8. De rechtbank stelt vast dat eiseres zowel in bezwaar als in beroep geen gronden heeft ingediend tegen de tegenwerping van het inburgeringsvereiste. Eerst ter zitting heeft eiseres gesteld dat haar door de gemeente is medegedeeld dat zij, omdat zij Surinaams is, moet worden vrijgesteld van het inburgeringsvereiste. Eiseres heeft dit standpunt niet met documenten onderbouwd.
9. De rechtbank oordeelt dat de minister aan eiseres heeft kunnen tegenwerpen dat zij niet voldoet aan de inburgeringsplicht. Omdat het niet voldoen aan de inburgeringseis een op zichzelf staande reden is voor afwijzing van de aanvraag, zal de rechtbank niet ingaan op de argumenten die betrekking hebben op het vereiste van vijf jaar ononderbroken rechtmatig verblijf in Nederland en het middelenvereiste.

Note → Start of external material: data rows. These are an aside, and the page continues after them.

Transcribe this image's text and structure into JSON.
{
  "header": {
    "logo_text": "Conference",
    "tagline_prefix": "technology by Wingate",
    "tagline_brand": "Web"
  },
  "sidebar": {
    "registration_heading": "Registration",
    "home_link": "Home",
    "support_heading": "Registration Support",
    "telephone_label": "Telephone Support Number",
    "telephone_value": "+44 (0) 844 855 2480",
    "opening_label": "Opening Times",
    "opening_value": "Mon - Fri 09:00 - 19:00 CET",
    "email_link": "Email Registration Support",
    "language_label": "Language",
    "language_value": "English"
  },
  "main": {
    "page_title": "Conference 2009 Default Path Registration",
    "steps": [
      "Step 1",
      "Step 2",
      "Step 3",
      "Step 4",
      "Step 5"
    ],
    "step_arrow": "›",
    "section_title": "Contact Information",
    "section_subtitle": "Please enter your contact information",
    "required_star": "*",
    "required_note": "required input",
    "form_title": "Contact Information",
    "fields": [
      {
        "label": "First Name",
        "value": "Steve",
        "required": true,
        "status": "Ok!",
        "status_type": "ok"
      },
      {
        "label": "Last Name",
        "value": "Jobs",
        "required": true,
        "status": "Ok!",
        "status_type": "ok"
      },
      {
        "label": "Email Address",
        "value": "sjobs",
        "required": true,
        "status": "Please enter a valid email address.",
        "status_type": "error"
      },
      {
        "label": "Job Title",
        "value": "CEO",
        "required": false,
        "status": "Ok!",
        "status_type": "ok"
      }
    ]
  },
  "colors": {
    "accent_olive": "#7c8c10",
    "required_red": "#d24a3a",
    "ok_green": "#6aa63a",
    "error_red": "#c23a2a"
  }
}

Het beroep slaagt niet.

Conclusie en gevolgen

10. Het beroep is ongegrond. Eiseres krijgt daarom het griffierecht niet terug. Zij krijgt ook geen vergoeding van haar proceskosten.

Beslissing

De rechtbank verklaart beroep ongegrond.
Deze uitspraak is gedaan door mr. N.M. Spelt, rechter, in aanwezigheid van mr. O. El Hihi, griffier.
Deze uitspraak is uitgesproken in het openbaar en bekendgemaakt op:
09 april 2025

Informatie over hoger beroep

Een partij die het niet eens is met deze uitspraak, kan een hogerberoepschrift sturen naar de Afdeling bestuursrechtspraak van de Raad van State waarin wordt uitgelegd waarom deze partij het niet eens is met deze uitspraak. Het hogerberoepschrift moet worden ingediend binnen vier weken na de dag waarop deze uitspraak is verzonden. Kan de indiener de behandeling van het hoger beroep niet afwachten, omdat de zaak spoed heeft, dan kan de indiener de voorzieningenrechter van de Afdeling bestuursrechtspraak van de Raad van State vragen om een voorlopige voorziening (een tijdelijke maatregel) te treffen.
i Arrest van het Hof van Justitie van de Europese Unie van 10 mei 2017, ECLI:EU:C:2017:354.